Comment by Atheist Ninja on June 24, 2009 at 6:42pm
@ Michel:
Because we cannot predict the outcome of an event, does not mean that it isn't determined. Very low probability, equates to, doesn't happen often; not, won't happen unless the magical chance fairy allows it. Events that are tipped by humans, were tipped by humans, because humans tipped them. Why am I being so redundant? Because arguing against determinism in human actions, by saying that humans can sway determined events, is a null point. Of course humans are a variable in how events occur, but that's no argument for or against free-will, or determinism.
Comment by Atheist Ninja on June 24, 2009 at 9:50pm
I use the word 'magical' because a probabilistic outcome for any event cannot be demonstrated. The math always adds up, as long as we know all of the variables. The only reason probability ever arises is if we do not know all of the factors involved. The human brain being one such example. Then to say, "Oh, we can't tell what caused the outcome, must be chance." Might as well be saying, magic determined the outcome. I was purposely making a null point, quite clearly I thought, satirizing your null point.
Comment by Atheist Ninja on June 25, 2009 at 1:15am
Chance: the absence of any cause of events that can be predicted, understood, or controlled: often personified or treated as a positive agency.

It is impractical to act as though chance does not exist, because there is so much unknown.

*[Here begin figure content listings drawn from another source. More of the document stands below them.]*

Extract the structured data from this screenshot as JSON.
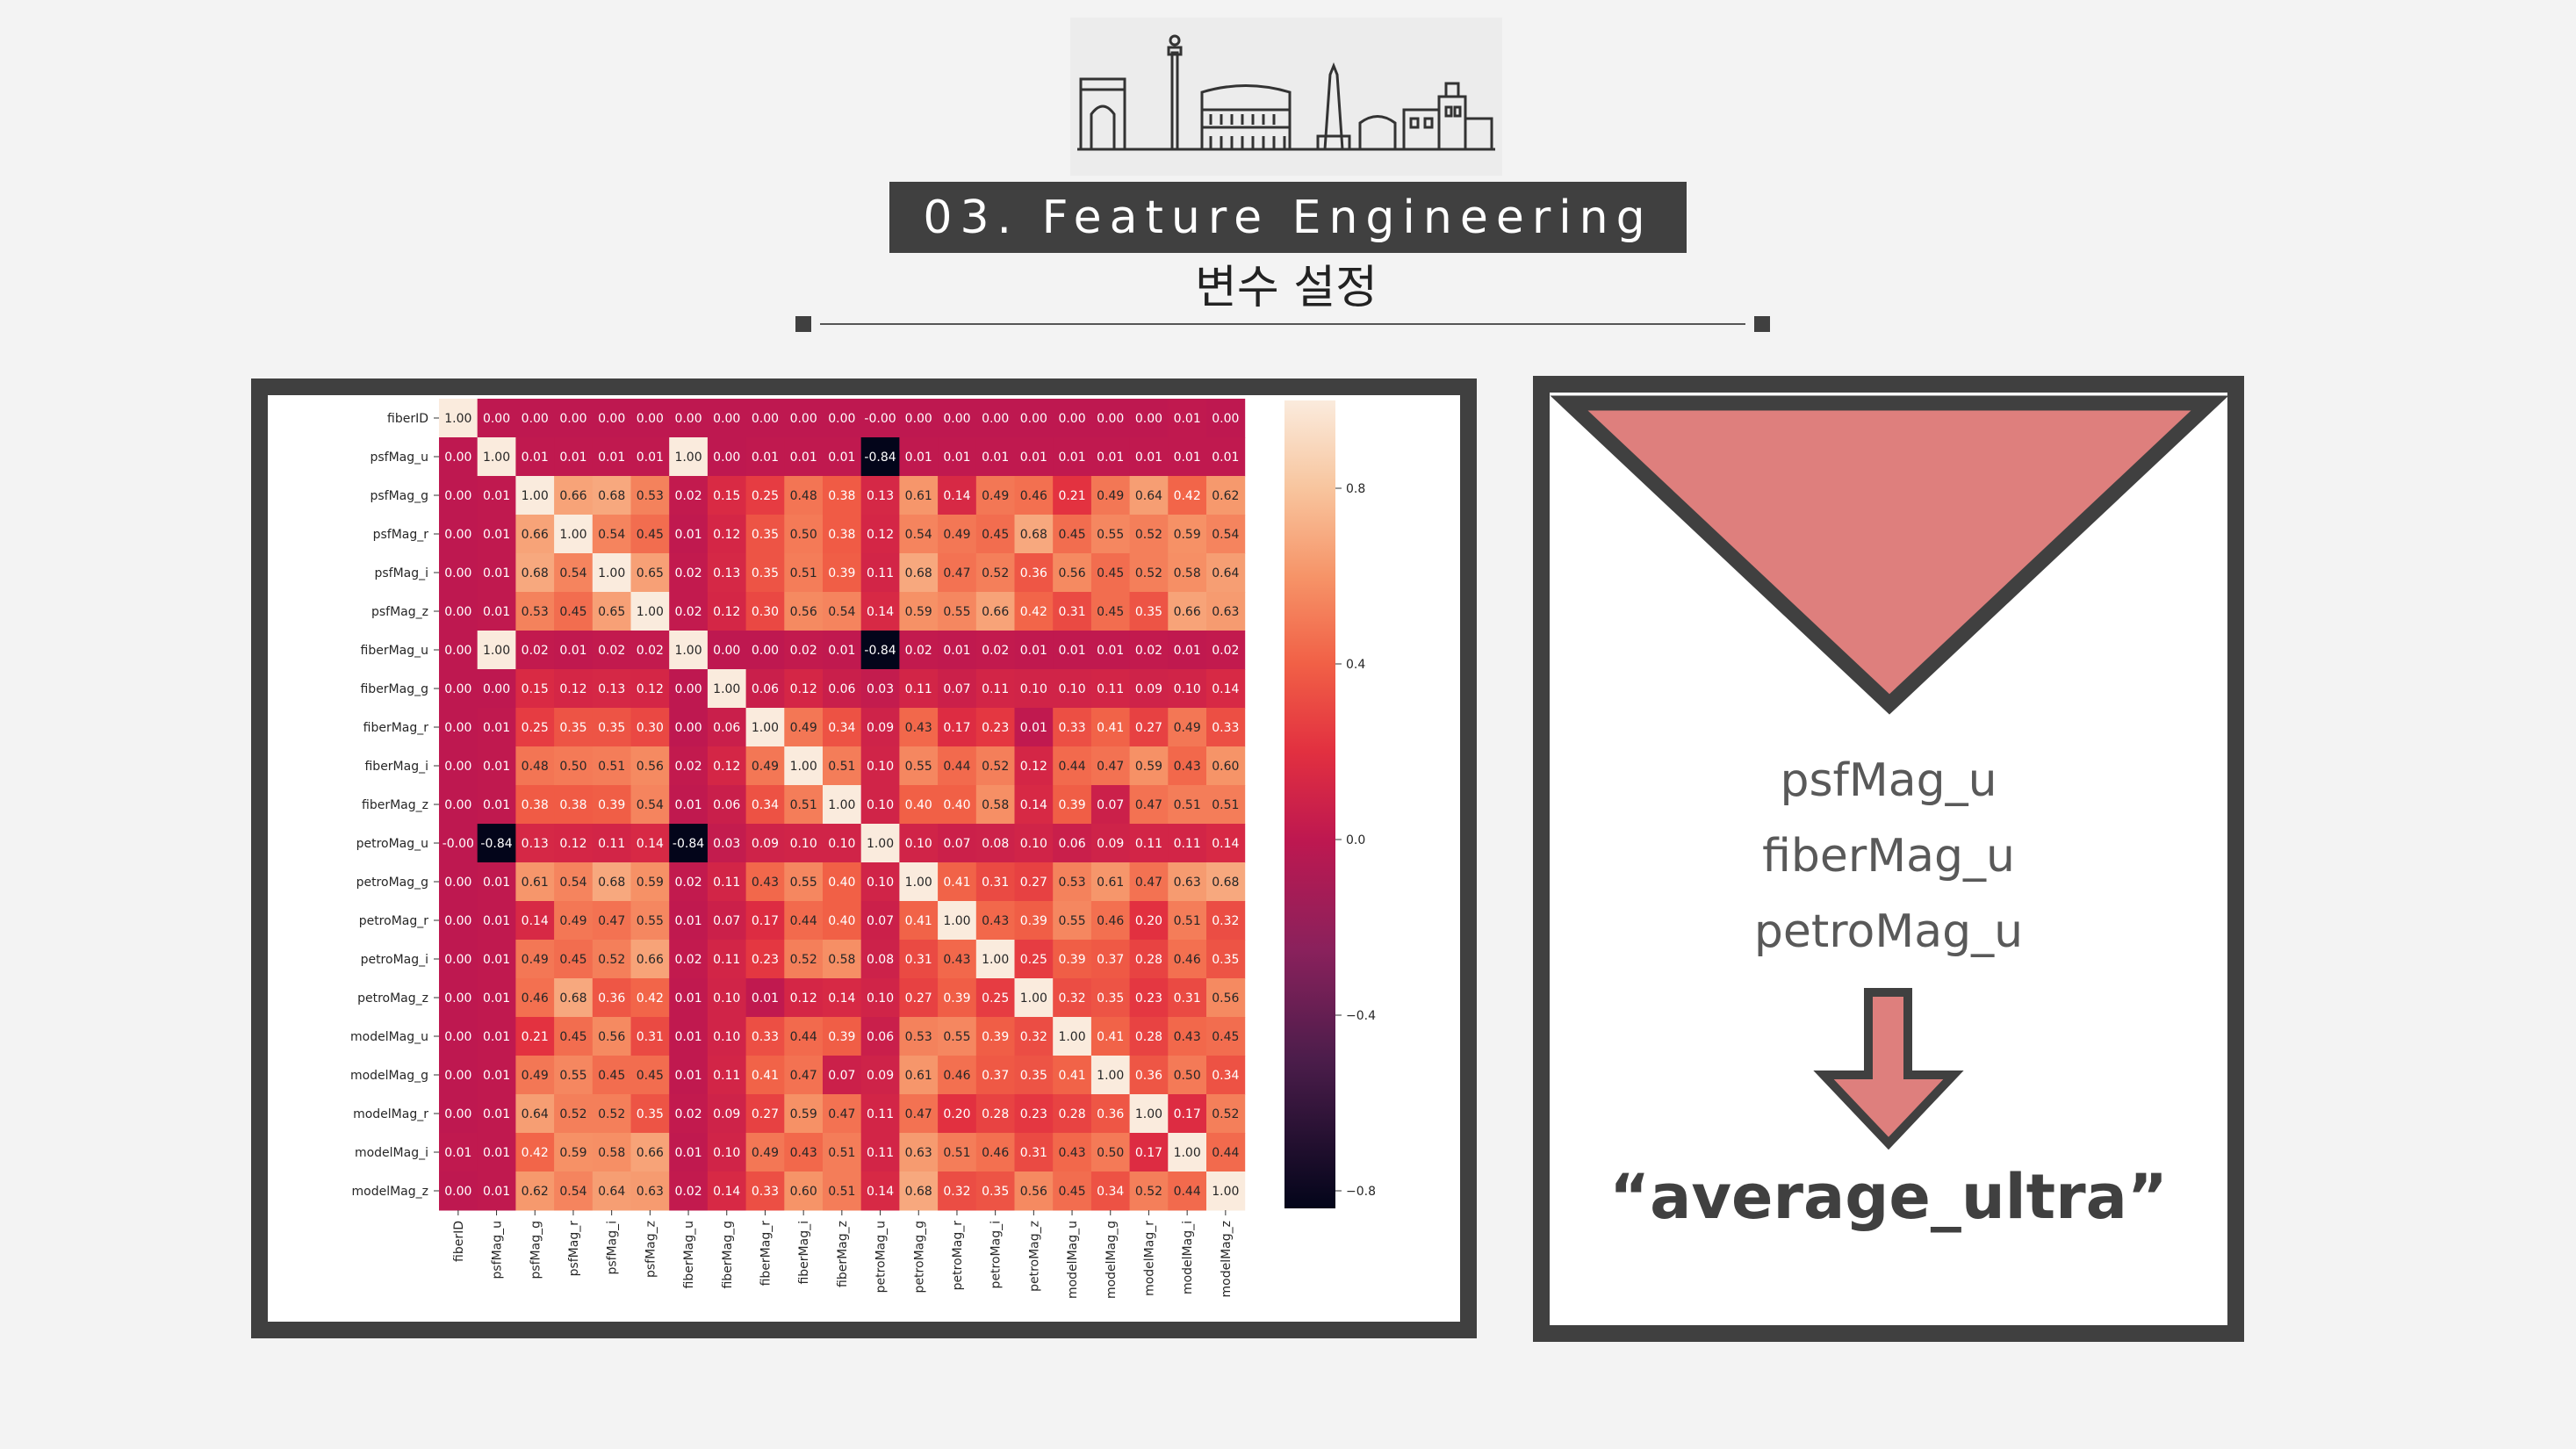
{
  "slide": {
    "section_title": "03. Feature Engineering",
    "subtitle": "변수 설정"
  },
  "right_panel": {
    "variables": [
      "psfMag_u",
      "fiberMag_u",
      "petroMag_u"
    ],
    "result": "“average_ultra”",
    "accent_color": "#de7f7d",
    "frame_color": "#404040"
  },
  "chart_data": {
    "type": "heatmap",
    "title": "",
    "labels": [
      "fiberID",
      "psfMag_u",
      "psfMag_g",
      "psfMag_r",
      "psfMag_i",
      "psfMag_z",
      "fiberMag_u",
      "fiberMag_g",
      "fiberMag_r",
      "fiberMag_i",
      "fiberMag_z",
      "petroMag_u",
      "petroMag_g",
      "petroMag_r",
      "petroMag_i",
      "petroMag_z",
      "modelMag_u",
      "modelMag_g",
      "modelMag_r",
      "modelMag_i",
      "modelMag_z"
    ],
    "matrix": [
      [
        "1.00",
        "0.00",
        "0.00",
        "0.00",
        "0.00",
        "0.00",
        "0.00",
        "0.00",
        "0.00",
        "0.00",
        "0.00",
        "-0.00",
        "0.00",
        "0.00",
        "0.00",
        "0.00",
        "0.00",
        "0.00",
        "0.00",
        "0.01",
        "0.00"
      ],
      [
        "0.00",
        "1.00",
        "0.01",
        "0.01",
        "0.01",
        "0.01",
        "1.00",
        "0.00",
        "0.01",
        "0.01",
        "0.01",
        "-0.84",
        "0.01",
        "0.01",
        "0.01",
        "0.01",
        "0.01",
        "0.01",
        "0.01",
        "0.01",
        "0.01"
      ],
      [
        "0.00",
        "0.01",
        "1.00",
        "0.66",
        "0.68",
        "0.53",
        "0.02",
        "0.15",
        "0.25",
        "0.48",
        "0.38",
        "0.13",
        "0.61",
        "0.14",
        "0.49",
        "0.46",
        "0.21",
        "0.49",
        "0.64",
        "0.42",
        "0.62"
      ],
      [
        "0.00",
        "0.01",
        "0.66",
        "1.00",
        "0.54",
        "0.45",
        "0.01",
        "0.12",
        "0.35",
        "0.50",
        "0.38",
        "0.12",
        "0.54",
        "0.49",
        "0.45",
        "0.68",
        "0.45",
        "0.55",
        "0.52",
        "0.59",
        "0.54"
      ],
      [
        "0.00",
        "0.01",
        "0.68",
        "0.54",
        "1.00",
        "0.65",
        "0.02",
        "0.13",
        "0.35",
        "0.51",
        "0.39",
        "0.11",
        "0.68",
        "0.47",
        "0.52",
        "0.36",
        "0.56",
        "0.45",
        "0.52",
        "0.58",
        "0.64"
      ],
      [
        "0.00",
        "0.01",
        "0.53",
        "0.45",
        "0.65",
        "1.00",
        "0.02",
        "0.12",
        "0.30",
        "0.56",
        "0.54",
        "0.14",
        "0.59",
        "0.55",
        "0.66",
        "0.42",
        "0.31",
        "0.45",
        "0.35",
        "0.66",
        "0.63"
      ],
      [
        "0.00",
        "1.00",
        "0.02",
        "0.01",
        "0.02",
        "0.02",
        "1.00",
        "0.00",
        "0.00",
        "0.02",
        "0.01",
        "-0.84",
        "0.02",
        "0.01",
        "0.02",
        "0.01",
        "0.01",
        "0.01",
        "0.02",
        "0.01",
        "0.02"
      ],
      [
        "0.00",
        "0.00",
        "0.15",
        "0.12",
        "0.13",
        "0.12",
        "0.00",
        "1.00",
        "0.06",
        "0.12",
        "0.06",
        "0.03",
        "0.11",
        "0.07",
        "0.11",
        "0.10",
        "0.10",
        "0.11",
        "0.09",
        "0.10",
        "0.14"
      ],
      [
        "0.00",
        "0.01",
        "0.25",
        "0.35",
        "0.35",
        "0.30",
        "0.00",
        "0.06",
        "1.00",
        "0.49",
        "0.34",
        "0.09",
        "0.43",
        "0.17",
        "0.23",
        "0.01",
        "0.33",
        "0.41",
        "0.27",
        "0.49",
        "0.33"
      ],
      [
        "0.00",
        "0.01",
        "0.48",
        "0.50",
        "0.51",
        "0.56",
        "0.02",
        "0.12",
        "0.49",
        "1.00",
        "0.51",
        "0.10",
        "0.55",
        "0.44",
        "0.52",
        "0.12",
        "0.44",
        "0.47",
        "0.59",
        "0.43",
        "0.60"
      ],
      [
        "0.00",
        "0.01",
        "0.38",
        "0.38",
        "0.39",
        "0.54",
        "0.01",
        "0.06",
        "0.34",
        "0.51",
        "1.00",
        "0.10",
        "0.40",
        "0.40",
        "0.58",
        "0.14",
        "0.39",
        "0.07",
        "0.47",
        "0.51",
        "0.51"
      ],
      [
        "-0.00",
        "-0.84",
        "0.13",
        "0.12",
        "0.11",
        "0.14",
        "-0.84",
        "0.03",
        "0.09",
        "0.10",
        "0.10",
        "1.00",
        "0.10",
        "0.07",
        "0.08",
        "0.10",
        "0.06",
        "0.09",
        "0.11",
        "0.11",
        "0.14"
      ],
      [
        "0.00",
        "0.01",
        "0.61",
        "0.54",
        "0.68",
        "0.59",
        "0.02",
        "0.11",
        "0.43",
        "0.55",
        "0.40",
        "0.10",
        "1.00",
        "0.41",
        "0.31",
        "0.27",
        "0.53",
        "0.61",
        "0.47",
        "0.63",
        "0.68"
      ],
      [
        "0.00",
        "0.01",
        "0.14",
        "0.49",
        "0.47",
        "0.55",
        "0.01",
        "0.07",
        "0.17",
        "0.44",
        "0.40",
        "0.07",
        "0.41",
        "1.00",
        "0.43",
        "0.39",
        "0.55",
        "0.46",
        "0.20",
        "0.51",
        "0.32"
      ],
      [
        "0.00",
        "0.01",
        "0.49",
        "0.45",
        "0.52",
        "0.66",
        "0.02",
        "0.11",
        "0.23",
        "0.52",
        "0.58",
        "0.08",
        "0.31",
        "0.43",
        "1.00",
        "0.25",
        "0.39",
        "0.37",
        "0.28",
        "0.46",
        "0.35"
      ],
      [
        "0.00",
        "0.01",
        "0.46",
        "0.68",
        "0.36",
        "0.42",
        "0.01",
        "0.10",
        "0.01",
        "0.12",
        "0.14",
        "0.10",
        "0.27",
        "0.39",
        "0.25",
        "1.00",
        "0.32",
        "0.35",
        "0.23",
        "0.31",
        "0.56"
      ],
      [
        "0.00",
        "0.01",
        "0.21",
        "0.45",
        "0.56",
        "0.31",
        "0.01",
        "0.10",
        "0.33",
        "0.44",
        "0.39",
        "0.06",
        "0.53",
        "0.55",
        "0.39",
        "0.32",
        "1.00",
        "0.41",
        "0.28",
        "0.43",
        "0.45"
      ],
      [
        "0.00",
        "0.01",
        "0.49",
        "0.55",
        "0.45",
        "0.45",
        "0.01",
        "0.11",
        "0.41",
        "0.47",
        "0.07",
        "0.09",
        "0.61",
        "0.46",
        "0.37",
        "0.35",
        "0.41",
        "1.00",
        "0.36",
        "0.50",
        "0.34"
      ],
      [
        "0.00",
        "0.01",
        "0.64",
        "0.52",
        "0.52",
        "0.35",
        "0.02",
        "0.09",
        "0.27",
        "0.59",
        "0.47",
        "0.11",
        "0.47",
        "0.20",
        "0.28",
        "0.23",
        "0.28",
        "0.36",
        "1.00",
        "0.17",
        "0.52"
      ],
      [
        "0.01",
        "0.01",
        "0.42",
        "0.59",
        "0.58",
        "0.66",
        "0.01",
        "0.10",
        "0.49",
        "0.43",
        "0.51",
        "0.11",
        "0.63",
        "0.51",
        "0.46",
        "0.31",
        "0.43",
        "0.50",
        "0.17",
        "1.00",
        "0.44"
      ],
      [
        "0.00",
        "0.01",
        "0.62",
        "0.54",
        "0.64",
        "0.63",
        "0.02",
        "0.14",
        "0.33",
        "0.60",
        "0.51",
        "0.14",
        "0.68",
        "0.32",
        "0.35",
        "0.56",
        "0.45",
        "0.34",
        "0.52",
        "0.44",
        "1.00"
      ]
    ],
    "colorbar_ticks": [
      "0.8",
      "0.4",
      "0.0",
      "−0.4",
      "−0.8"
    ],
    "vmin": -0.84,
    "vmax": 1.0,
    "colormap": "rocket"
  }
}
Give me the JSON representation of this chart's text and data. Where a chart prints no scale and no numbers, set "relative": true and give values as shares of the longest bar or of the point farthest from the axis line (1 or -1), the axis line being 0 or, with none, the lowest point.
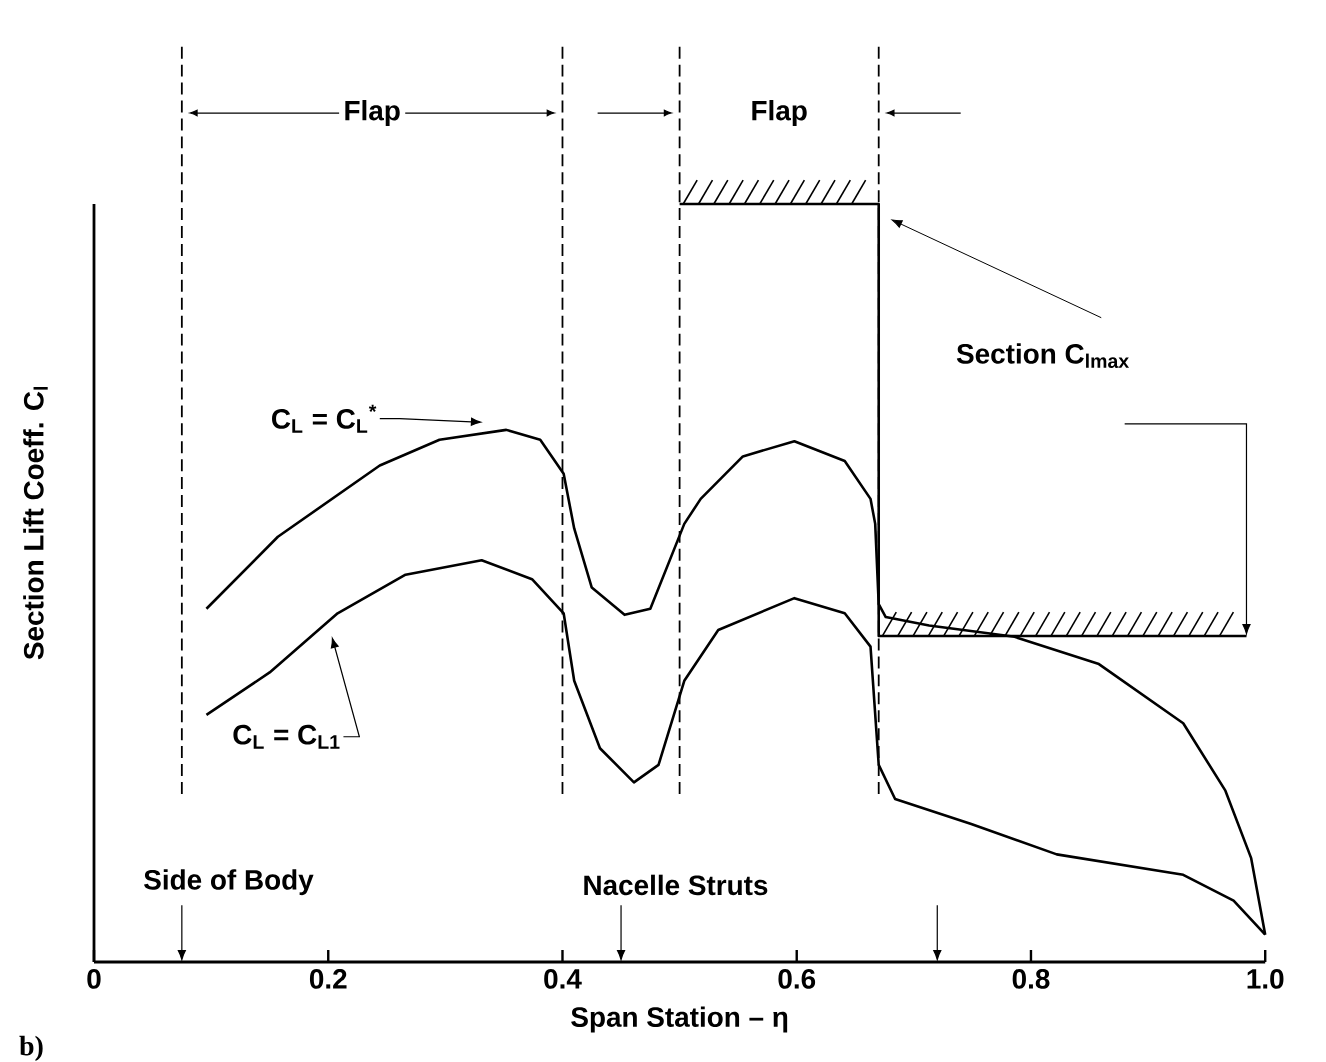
{
  "chart_data": {
    "type": "line",
    "relative": true,
    "xlabel": "Span Station – η",
    "ylabel": "Section Lift Coeff.  C$_{l}$",
    "xlim": [
      0,
      1
    ],
    "xticks": [
      0,
      0.2,
      0.4,
      0.6,
      0.8,
      {
        "value": 1,
        "label": "1.0"
      }
    ],
    "series": [
      {
        "name": "C$_{L}$ = C$_{L}$$^{*}$",
        "color": "#000000",
        "x": [
          0.096,
          0.157,
          0.244,
          0.295,
          0.352,
          0.381,
          0.401,
          0.41,
          0.425,
          0.453,
          0.475,
          0.504,
          0.518,
          0.554,
          0.598,
          0.641,
          0.663,
          0.667,
          0.67,
          0.676,
          0.713,
          0.786,
          0.858,
          0.93,
          0.966,
          0.988,
          1.0
        ],
        "values": [
          0.466,
          0.561,
          0.655,
          0.689,
          0.702,
          0.689,
          0.644,
          0.572,
          0.494,
          0.458,
          0.466,
          0.578,
          0.611,
          0.667,
          0.687,
          0.661,
          0.611,
          0.578,
          0.472,
          0.455,
          0.444,
          0.429,
          0.393,
          0.315,
          0.226,
          0.137,
          0.036
        ]
      },
      {
        "name": "C$_{L}$ = C$_{L1}$",
        "color": "#000000",
        "x": [
          0.096,
          0.15,
          0.208,
          0.266,
          0.331,
          0.374,
          0.401,
          0.41,
          0.432,
          0.461,
          0.482,
          0.504,
          0.533,
          0.598,
          0.641,
          0.663,
          0.67,
          0.684,
          0.749,
          0.822,
          0.93,
          0.973,
          1.0
        ],
        "values": [
          0.326,
          0.382,
          0.46,
          0.511,
          0.53,
          0.505,
          0.46,
          0.371,
          0.282,
          0.237,
          0.26,
          0.371,
          0.438,
          0.48,
          0.46,
          0.416,
          0.26,
          0.215,
          0.182,
          0.142,
          0.115,
          0.081,
          0.036
        ]
      },
      {
        "name": "Section C$_{lmax}$",
        "color": "#000000",
        "x": [
          0.5,
          0.67,
          0.67,
          0.984
        ],
        "values": [
          1.0,
          1.0,
          0.43,
          0.43
        ]
      }
    ],
    "ref_lines": [
      {
        "axis": "x",
        "value": 0.075,
        "line_style": "dashed"
      },
      {
        "axis": "x",
        "value": 0.4,
        "line_style": "dashed"
      },
      {
        "axis": "x",
        "value": 0.5,
        "line_style": "dashed"
      },
      {
        "axis": "x",
        "value": 0.67,
        "line_style": "dashed"
      }
    ],
    "annotations": [
      "Flap",
      "Flap",
      "Side of Body",
      "Nacelle Struts",
      "b)"
    ]
  }
}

However I'm not debating the practicality of determinism, I'm debating the plausibility of it.

"Everything happens by chance. From an electron's flip to a life-changing meeting on a street corner. That's how life evolved. Randomness and the law of big numbers."
That's a prime example of a bare assertion. I can just as easily say. Everything happens determinately. From an electron's flip to a life-changing meeting on a street corner. That's how life evolved. Determinism and the laws of physics.

Actually before I respond I evoke several relevant responses, then eliminate those least fitting to my agenda, thus articulating my opinion. What seems like "probabilities collapsing into a real event" is just this process of elimination I've just described. You feel like you have a choice, but what is the force that makes this "choice?" It's just random you say? Why would you choose to believe that random exists, when the world becomes seemingly less and less random with every bit of new knowledge? If you're going to use quantum mechanics as your proof of chance, let me know what you've witnessed, or what credible evidence you have against determinism.
Comment by Atheist Ninja on June 25, 2009 at 1:18am
Perhaps give some input here too.
Comment by Reggie on June 25, 2009 at 7:32am
So what would qualify as free will? Infinite possibilities with the freedom to choose them all at once? This seems like a useless conversation when it gets to this level. It seems to me that the question of free will versus determinism is flawed. Unless, you know, you could prove otherwise.